Disease surveillance is a prerequisite to all other forms of disease care – only disease surveillance can get at the problem quickly and provide information for treatment and containment
Mac W. Otten, Jr., MD, MPH, Medical Epidemiologist, African Regional Office (WHO) and Helen Perry, MA, Educational Design Specialist, Division of International Health (CDC), 2001
[“Technical Guidelines for Integrated Disease Surveillance and Response in the African Region,”6/01, http://www.cdc.gov/idsr/focus /surv_sys_strengthening/tech _guidelines-integrated-diseaseE NG.pdf]
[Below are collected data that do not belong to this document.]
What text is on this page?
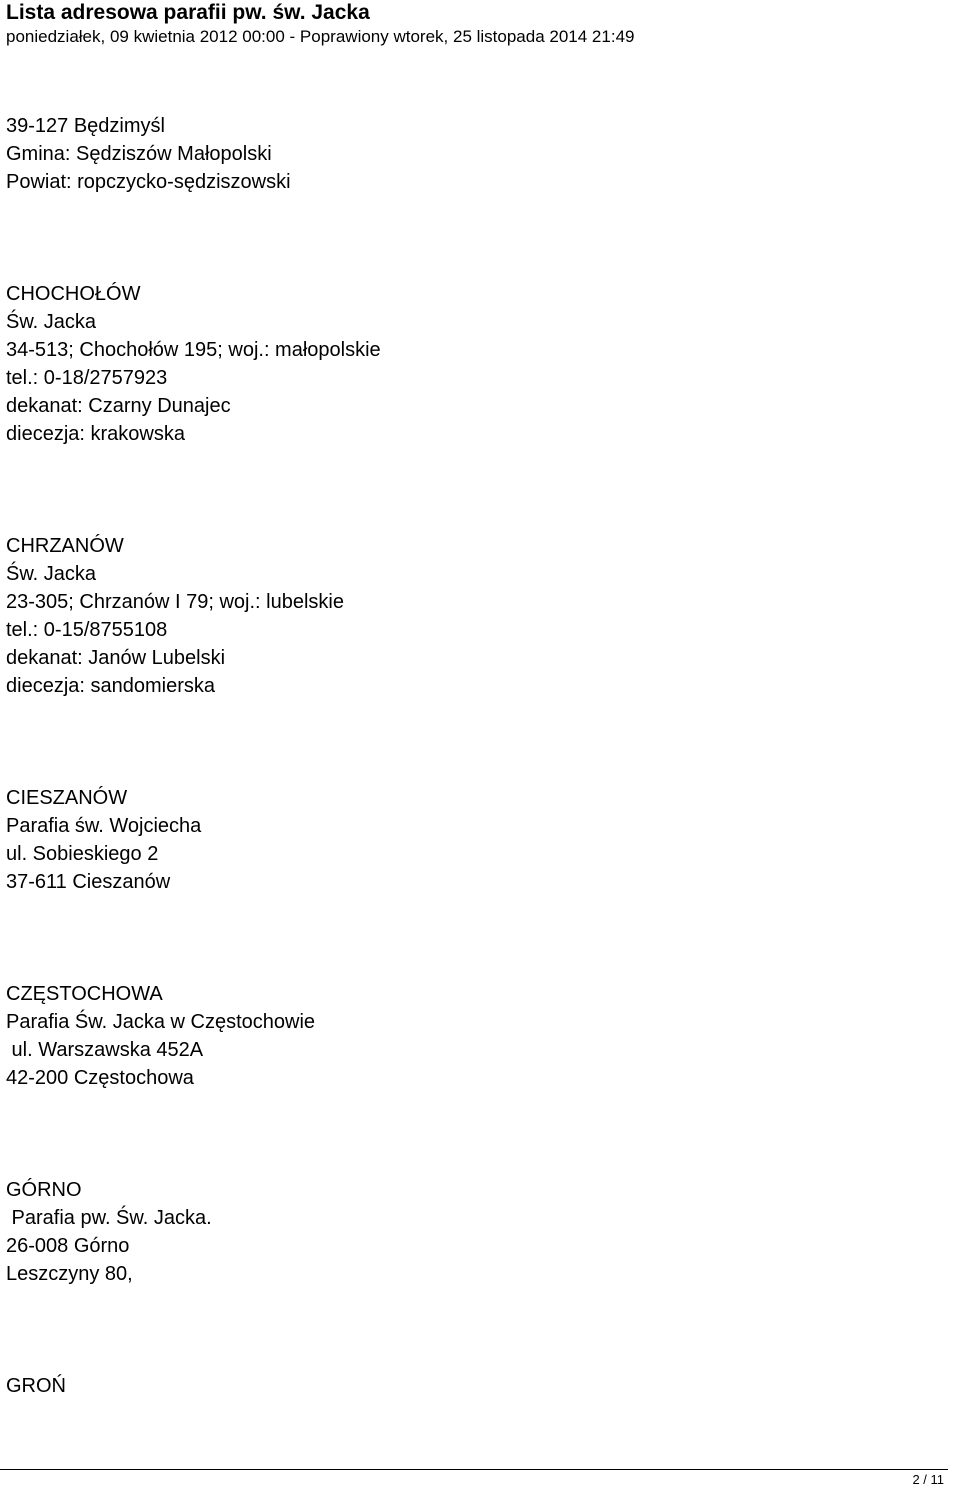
Lista adresowa parafii pw. św. Jacka
poniedziałek, 09 kwietnia 2012 00:00 - Poprawiony wtorek, 25 listopada 2014 21:49
39-127 Będzimyśl
Gmina: Sędziszów Małopolski
Powiat: ropczycko-sędziszowski
CHOCHOŁÓW
Św. Jacka
34-513; Chochołów 195; woj.: małopolskie
tel.: 0-18/2757923
dekanat: Czarny Dunajec
diecezja: krakowska
CHRZANÓW
Św. Jacka
23-305; Chrzanów I 79; woj.: lubelskie
tel.: 0-15/8755108
dekanat: Janów Lubelski
diecezja: sandomierska
CIESZANÓW
Parafia św. Wojciecha
ul. Sobieskiego 2
37-611 Cieszanów
CZĘSTOCHOWA
Parafia Św. Jacka w Częstochowie
ul. Warszawska 452A
42-200 Częstochowa
GÓRNO
Parafia pw. Św. Jacka.
26-008 Górno
Leszczyny 80,
GROŃ
2 / 11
Communicable diseases are the most common causes of death, disability and illness in the African region. While these diseases present a large threat to the well-being of African communities, there are well-known interventions that are available for controlling and preventing them. Surveillance data can guide health personnel in the decision making needed to implement the proper strategies for disease control and lead to activities for preventing future cases. Surveillance is a watchful, vigilant approach to information gathering that serves to improve or maintain the health of the population. A functional disease surveillance system is essential for defining problems and taking action. Using epidemiological methods in the service of surveillance equips district and local health teams to set priorities, plan interventions, mobilize and allocate resources and predict or provide early detection of outbreaks. Depending on the goal of the disease prevention programme, the surveillance activity objectives guides programme managers towards selecting data that would be the most useful to collect and use for making evidenced-based decisions for public health actions. A disease control program may want to know what progress is being made with its prevention activities. The program collects age and vaccination statues for cases of vaccine-preventable diseases. If the program’s goal is to prevent outbreaks, the surveillance unit can monitor the epidemiology of a particular disease so that the program can more accurately identify where the next cases might occur or the populations at highest risk. In addition, improving laboratory support for disease surveillance is essential for confirming causes of illness and early detection of outbreaks. Casebased investigation and laboratory confirmation provide the most precise 2 information about where action must be taken to achieve an elimination target. Monitoring populations at highest risk for a particular disease can help to predict future outbreaks and focus prevention activities in the areas where they are most needed.